The combined entity will have the best of both. Sony has the resources for sports entertainment and deep pockets, while Zee offers the regional stronghold. The merged entity will form a behemoth in the GEC industry raising the bar for the competition. Diving into the OTT sector, as per a report by Emkay, another financial services company, Disney+ Hotstar, Amazon Prime Video and Netflix corner estimated 80 pc of the revenue market share. Disney+ Hotstar is leading with an estimated 46 million subscribers by the end of 2021. SonyLIV and Zee5 have a combined market share of only 13-14 pc.

The broking house goes on to say that the merged entity is likely to be seriously in the play for the much-vaunted broadcast rights for cricket tournaments, notably the money-spinner Indian Premiere League, by far the richest cricket league in the world, as well as the rights for Indian national team’s games. “We are of the view that ZEE+Sony should be using its balance sheet strength to acquire either IPL or ICC India cricket series rights (both currently with Star India) as that would play a critical role in the face-lifting its OTT platform and improving monetisation capabilities for existing and potential non-sports content,’’ says Emkay’s report.

‘‘The market is very competitive. There is always the fear of being sold or being bought out even for big companies like Sony. A few months back only Sony was in talks for a merger with Reliance’s Viacom network of Colors.

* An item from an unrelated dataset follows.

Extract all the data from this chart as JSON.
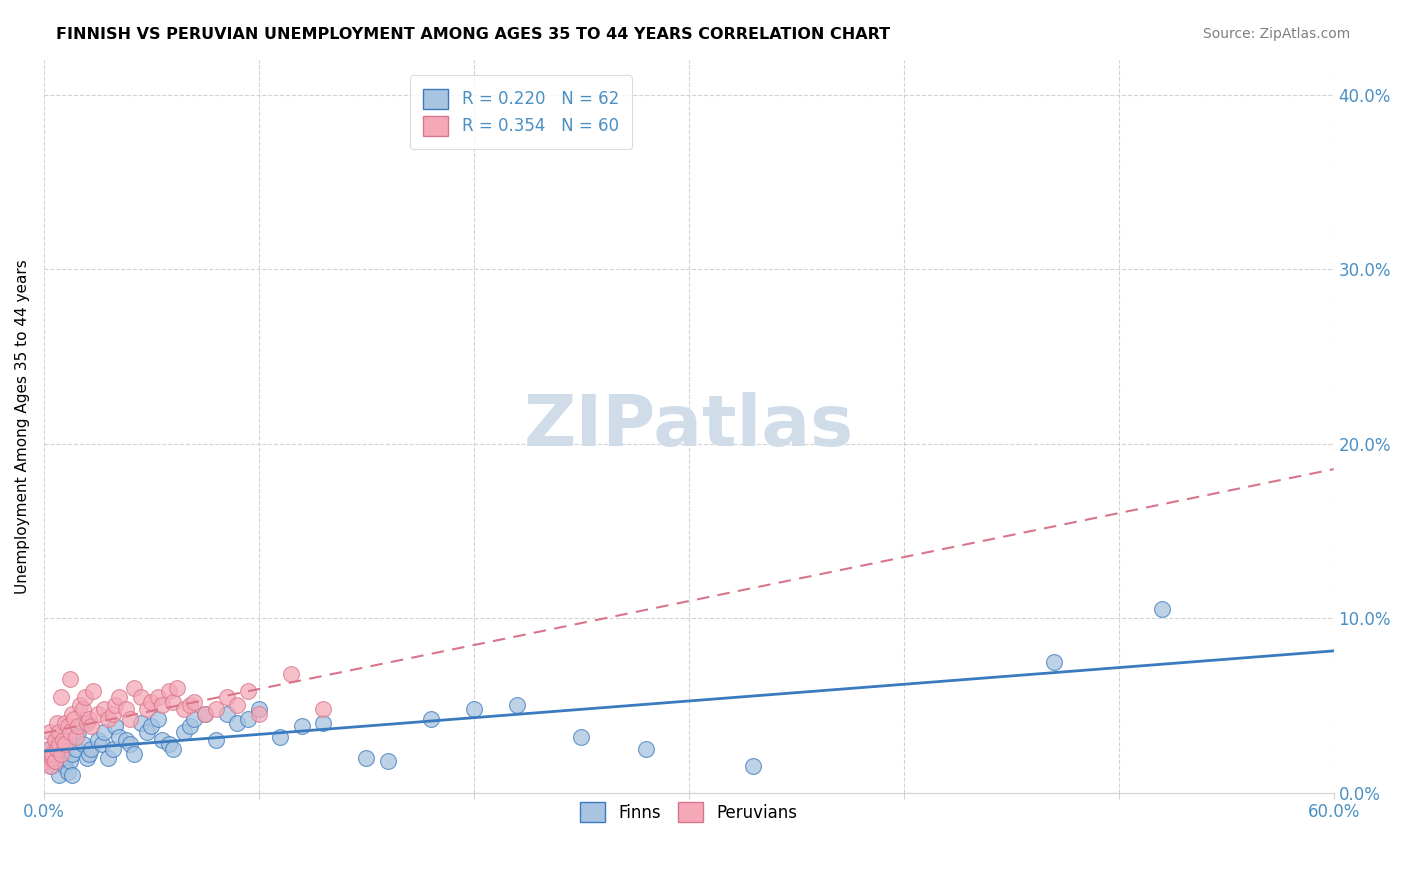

It also considered merging with Zee at that time but since the Reliance merger was already in talks, Sony did not pursue Zee,’’ a Sony insider tells Media India Group.

‘‘The growth in this market is after a point becomes stagnant and but you need to keep moving forward. Sony lacks the regional reach that Zee has. In Hindi, Star with its channels has the highest weekly viewership with 31.5-32.5 pc, while Zee is second placed with about 18 pc and Sony is further behind with 13 pc. The combined entity will be able to compete for advertising revenues through their greater combined viewership.

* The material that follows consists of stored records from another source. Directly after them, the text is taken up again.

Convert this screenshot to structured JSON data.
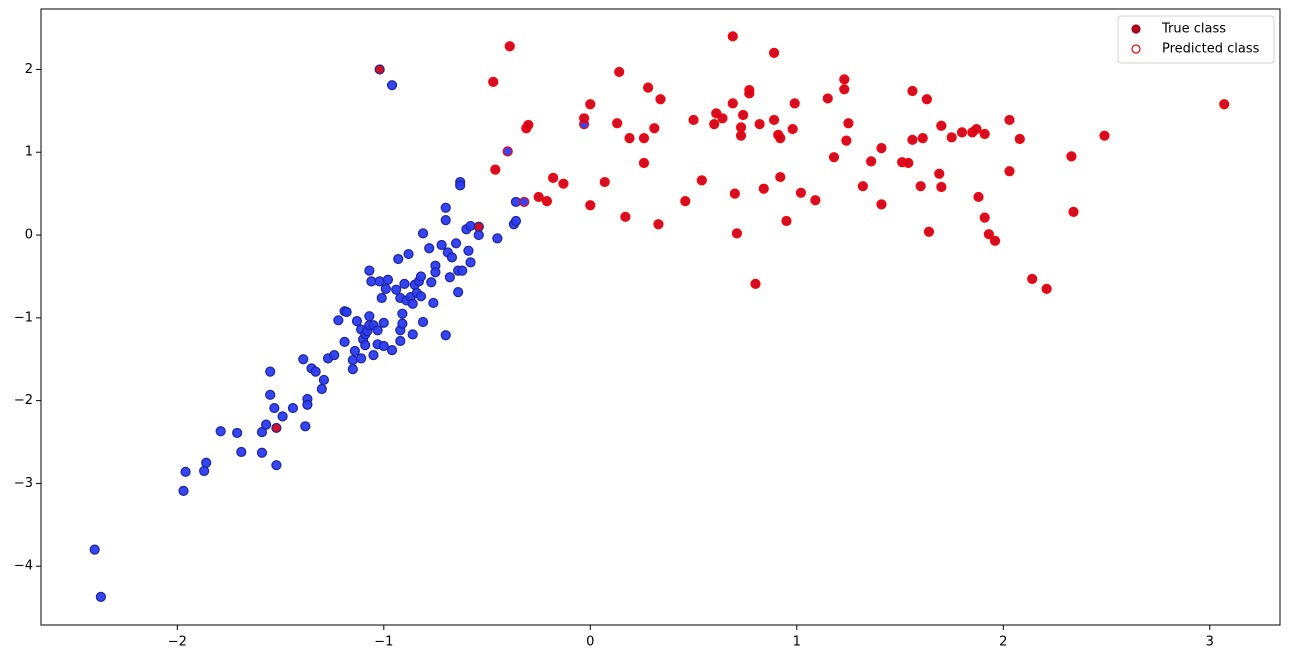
{
  "chart_data": {
    "type": "scatter",
    "xlim": [
      -2.66,
      3.34
    ],
    "ylim": [
      -4.71,
      2.73
    ],
    "xticks": [
      {
        "value": -2,
        "label": "−2"
      },
      {
        "value": -1,
        "label": "−1"
      },
      0,
      1,
      2,
      3
    ],
    "yticks": [
      {
        "value": -4,
        "label": "−4"
      },
      {
        "value": -3,
        "label": "−3"
      },
      {
        "value": -2,
        "label": "−2"
      },
      {
        "value": -1,
        "label": "−1"
      },
      0,
      1,
      2
    ],
    "legend": [
      {
        "name": "True class",
        "color": "#a8001e",
        "marker": "filled"
      },
      {
        "name": "Predicted class",
        "color": "#ff0000",
        "marker": "hollow"
      }
    ],
    "legend_loc": "upper right",
    "series": [
      {
        "color": "#2b3bf2",
        "edgecolor": "#1c2599",
        "x": [
          -2.4,
          -2.37,
          -1.97,
          -1.96,
          -1.87,
          -1.86,
          -1.79,
          -1.71,
          -1.69,
          -1.59,
          -1.59,
          -1.57,
          -1.55,
          -1.55,
          -1.53,
          -1.52,
          -1.49,
          -1.44,
          -1.39,
          -1.37,
          -1.37,
          -1.38,
          -1.35,
          -1.33,
          -1.3,
          -1.29,
          -1.27,
          -1.24,
          -1.22,
          -1.19,
          -1.19,
          -1.18,
          -1.15,
          -1.15,
          -1.14,
          -1.13,
          -1.11,
          -1.11,
          -1.1,
          -1.09,
          -1.09,
          -1.08,
          -1.07,
          -1.07,
          -1.07,
          -1.06,
          -1.05,
          -1.05,
          -1.03,
          -1.03,
          -1.02,
          -1.01,
          -1.0,
          -1.0,
          -0.99,
          -0.98,
          -0.96,
          -0.94,
          -0.93,
          -0.92,
          -0.92,
          -0.92,
          -0.91,
          -0.91,
          -0.9,
          -0.89,
          -0.88,
          -0.87,
          -0.86,
          -0.86,
          -0.85,
          -0.84,
          -0.83,
          -0.82,
          -0.82,
          -0.81,
          -0.81,
          -0.78,
          -0.77,
          -0.76,
          -0.75,
          -0.75,
          -0.72,
          -0.7,
          -0.7,
          -0.7,
          -0.69,
          -0.68,
          -0.67,
          -0.65,
          -0.64,
          -0.64,
          -0.63,
          -0.63,
          -0.62,
          -0.6,
          -0.59,
          -0.58,
          -0.58,
          -0.54,
          -0.45,
          -0.37,
          -0.36,
          -0.36,
          -0.96
        ],
        "y": [
          -3.8,
          -4.37,
          -3.09,
          -2.86,
          -2.85,
          -2.75,
          -2.37,
          -2.39,
          -2.62,
          -2.63,
          -2.38,
          -2.29,
          -1.65,
          -1.93,
          -2.09,
          -2.78,
          -2.19,
          -2.09,
          -1.5,
          -1.98,
          -2.05,
          -2.31,
          -1.61,
          -1.65,
          -1.86,
          -1.75,
          -1.49,
          -1.45,
          -1.03,
          -1.29,
          -0.92,
          -0.93,
          -1.51,
          -1.62,
          -1.4,
          -1.04,
          -1.14,
          -1.49,
          -1.26,
          -1.33,
          -1.2,
          -1.16,
          -0.98,
          -1.09,
          -0.43,
          -0.56,
          -1.45,
          -1.09,
          -1.15,
          -1.32,
          -0.56,
          -0.76,
          -1.06,
          -1.34,
          -0.65,
          -0.54,
          -1.39,
          -0.66,
          -0.29,
          -1.15,
          -0.76,
          -1.28,
          -1.07,
          -0.95,
          -0.59,
          -0.79,
          -0.23,
          -0.75,
          -0.83,
          -1.2,
          -0.6,
          -0.7,
          -0.56,
          -0.74,
          -0.5,
          -1.05,
          0.02,
          -0.16,
          -0.57,
          -0.82,
          -0.37,
          -0.45,
          -0.12,
          -1.21,
          0.18,
          0.33,
          -0.21,
          -0.51,
          -0.27,
          -0.1,
          -0.43,
          -0.69,
          0.64,
          0.6,
          -0.43,
          0.07,
          -0.19,
          0.11,
          -0.33,
          0.0,
          -0.04,
          0.13,
          0.17,
          0.4,
          1.81
        ]
      },
      {
        "color": "#d0021b",
        "edgecolor": "#1c2599",
        "x": [
          -1.02,
          -1.52,
          -0.54
        ],
        "y": [
          2.0,
          -2.33,
          0.1
        ]
      },
      {
        "color": "#2b3bf2",
        "edgecolor": "#ff0000",
        "x": [
          -0.4,
          -0.03,
          -0.32
        ],
        "y": [
          1.01,
          1.34,
          0.4
        ]
      },
      {
        "color": "#d0021b",
        "edgecolor": "#ff0000",
        "x": [
          -0.47,
          -0.39,
          -0.46,
          -0.31,
          -0.3,
          -0.18,
          -0.13,
          -0.25,
          -0.21,
          -0.03,
          0.0,
          0.0,
          0.07,
          0.14,
          0.13,
          0.19,
          0.17,
          0.26,
          0.28,
          0.26,
          0.31,
          0.33,
          0.34,
          0.46,
          0.5,
          0.54,
          0.6,
          0.61,
          0.64,
          0.69,
          0.69,
          0.7,
          0.71,
          0.73,
          0.73,
          0.74,
          0.77,
          0.77,
          0.8,
          0.82,
          0.84,
          0.89,
          0.89,
          0.91,
          0.92,
          0.92,
          0.95,
          0.99,
          0.98,
          1.02,
          1.09,
          1.15,
          1.18,
          1.23,
          1.23,
          1.24,
          1.25,
          1.32,
          1.36,
          1.41,
          1.41,
          1.51,
          1.54,
          1.56,
          1.56,
          1.61,
          1.6,
          1.63,
          1.64,
          1.69,
          1.7,
          1.7,
          1.75,
          1.8,
          1.85,
          1.87,
          1.88,
          1.91,
          1.91,
          1.93,
          1.96,
          2.03,
          2.03,
          2.08,
          2.14,
          2.21,
          2.33,
          2.34,
          2.49,
          3.07
        ],
        "y": [
          1.85,
          2.28,
          0.79,
          1.29,
          1.33,
          0.69,
          0.62,
          0.46,
          0.41,
          1.41,
          1.58,
          0.36,
          0.64,
          1.97,
          1.35,
          1.17,
          0.22,
          1.17,
          1.78,
          0.87,
          1.29,
          0.13,
          1.64,
          0.41,
          1.39,
          0.66,
          1.34,
          1.47,
          1.41,
          1.59,
          2.4,
          0.5,
          0.02,
          1.3,
          1.2,
          1.45,
          1.75,
          1.71,
          -0.59,
          1.34,
          0.56,
          1.39,
          2.2,
          1.21,
          0.7,
          1.17,
          0.17,
          1.59,
          1.28,
          0.51,
          0.42,
          1.65,
          0.94,
          1.88,
          1.76,
          1.14,
          1.35,
          0.59,
          0.89,
          0.37,
          1.05,
          0.88,
          0.87,
          1.74,
          1.15,
          1.17,
          0.59,
          1.64,
          0.04,
          0.74,
          1.32,
          0.58,
          1.18,
          1.24,
          1.24,
          1.28,
          0.46,
          1.22,
          0.21,
          0.01,
          -0.07,
          0.77,
          1.39,
          1.16,
          -0.53,
          -0.65,
          0.95,
          0.28,
          1.2,
          1.58
        ]
      }
    ]
  }
}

Another gain for Sony in the merger is the very rich repertoire that Zee boasts of in music as well as films, segments where Sony has been weak and failed to make adequate investments in the past. “With the large music and films’ libraries that Zee brings along with it, we would have a plethora of options for providing the user with entertainment choices,’’ adds the Sony insider.

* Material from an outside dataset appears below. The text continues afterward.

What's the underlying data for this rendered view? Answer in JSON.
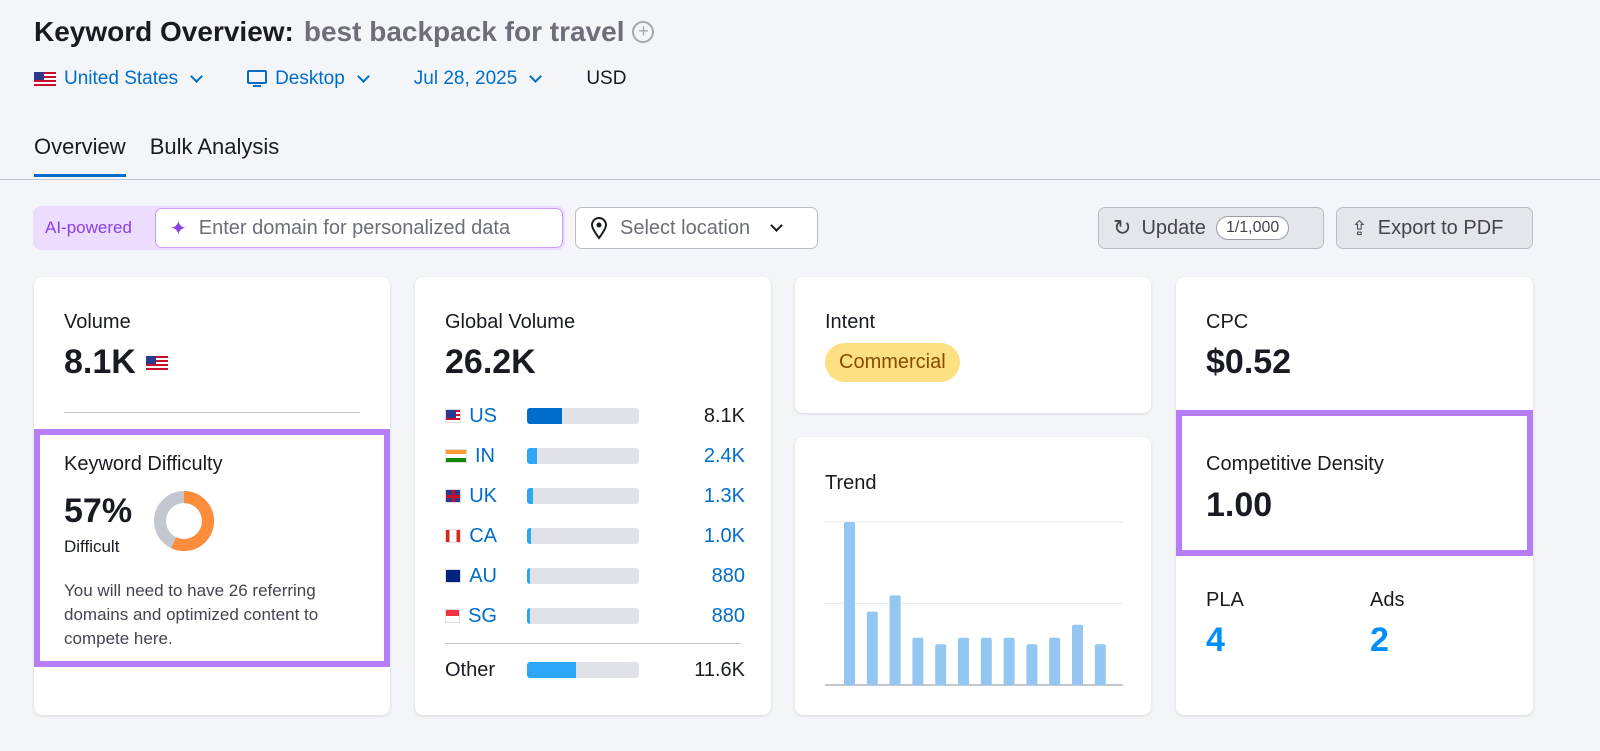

The competition is bound to increase with two of the top three players in the GEC market joining forces. All the players in this sector are trying to get the bigger share of the pie by hook or by crook. “With only three behemoths in the market, and two joining houses makes us the strongest player in the GEC category. Talking of sports Star has the lucrative rights for cricket. Sony and Zee, with their combined pockets, will be making a play for it. This will help us build our OTT platforms as well. With the coming of OTTs, TV channels have witnessed a decline in viewership and this decline will continue further as OTT offers flexibility which normal television can’t offer. If we get the rights for cricket then this will be a major boost for us in especially in raising the viewership and getting active subscribers for the OTT platform,” says the Sony employee.